Is this true? It might be. There’s sometimes an element of truth in a generalization like this… so let’s say it’s true. Customers don’t know what they want. There, I’ve said it and we should all feel better knowing that I’ve laid it out there for anyone to read. Fortunately, it’s not the customer’s business to know what they want. Customers have entirely too much to do focusing on their core business. Instead, it’s our responsibility to create products and services for them to use. In fact, the customer actually knows something MUCH more valuable than what they want. What is it?

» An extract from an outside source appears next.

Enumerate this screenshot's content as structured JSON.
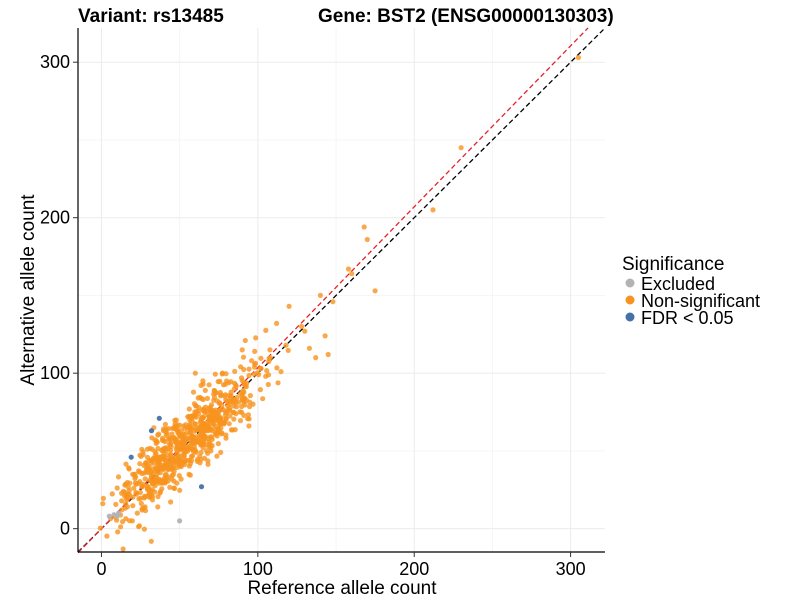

If you’re like me, you’ve been on your fair share of planes. I remember working for IBM several years back and hearing about the ‘privilege’ of flying for the company. “Bring the spouse, wear a business suit and drink some champagne.” How about today? Does flying feel like a privilege to you? If not, why? Let me guess, it starts with standing in line at the counter, then you have to pay to check a bag (I hate that), followed by a long wait in a security line where you have to take off your shoes (maybe your belt), put your valuables IN your laptop bag then take your laptop OUT of your laptop bag (while waiting for the person in front of you who always seems to be in the middle of their first trip). Oh, and don’t forget to keep your boarding pass with you going through the security gate (which they just looked at 5 feet behind you). You get to ‘re-dress’ on the other side and then get on the plane. Flying cross-country? Thanks to the pull-back in flight schedules, your plane is packed, so you may have to curb check the bag you didn’t pay $15 for (funny how it’s free when they NEED you to check your bag). Finally, you have to pay for everything from a soft drink to a pre-packaged cold meal. Sound familiar?
OK, OK, enough. What is it that I know as a customer of the air-travel industry? Not what I want…in fact, I don’t truly know what the right experience is that minimizes the pain of travel while mitigating the security risks of flying! What I’ve been sharing with you for the last paragraph is the pain that I experience as a result of flying. I don’t think that there’s an industry in existence that has strayed farther from the customer experience than the airlines and their regulators. What’s more, it’s not my job to solve the problem! Let’s say you design airplanes, build buildings or create million dollar software. Have you flown on one of your own planes, worked in one or your own buildings or professionally used the software you create? If not, though you may know your industry and a lot about the commodity features that are fundamental requirements for customer acceptance, you are likely missing out on a golden opportunity to put the finishing touches on your products and differentiate what your offer from competitors. Knowing your customer’s pain directly by speaking to them makes you the one responsible for providing solutions, a special opportunity to solve the problems that no other company in your industry knows about. You have the secret information that every product designer searches for already sitting on your plane, in one of your buildings or at a desk using the program you’ve created.
Better yet, they may use your competitor’s products. It’s common practice for customers to tell ANYONE that will listen about the problems they are experiencing with the products they use everyday. You can bet that if they tell you about problems with your competitor’s products, they’ll be just as happy to tell your competitors about yours. Lucky for you, your competitors probably aren’t talking to their customers either or, if they are, it’s only a sales person who gets a lot of other complaints and they all wash together.
Let’s say you believe all of this and decide to spend more time talking with your customers. GREAT! What do you talk about? Focus on their daily processes and where your product fits in. Understand where they have staff manually working on things that are shortcomings of products they already use. Be sure to validate the fundamentals, to ensure the market hasn’t changed! Most importantly, don’t only focus on the feature/functionality of your products! Remember that someone in Sales has to sell your product, your customer will have to go through your implementation process and then, when something goes wrong, will have to call your company for support!
Ask about pricing or at least talk about value. It’s OK! If you set the stage as an R&D session, not a contractual obligation, you can see where manual processes equal overhead dollars for your customer. Elimination of manual work can translate into revenue for you. The customer can help you understand the value of the solution once you know their pain. Ask them about other implementations with your (or a competitor) company’s products. Find out where their pain points are and design for good implementation. Finally, find out how the customer prefers to deal with customer service. You can be the one who creates a great product that is ALSO easy to sell, implement and support!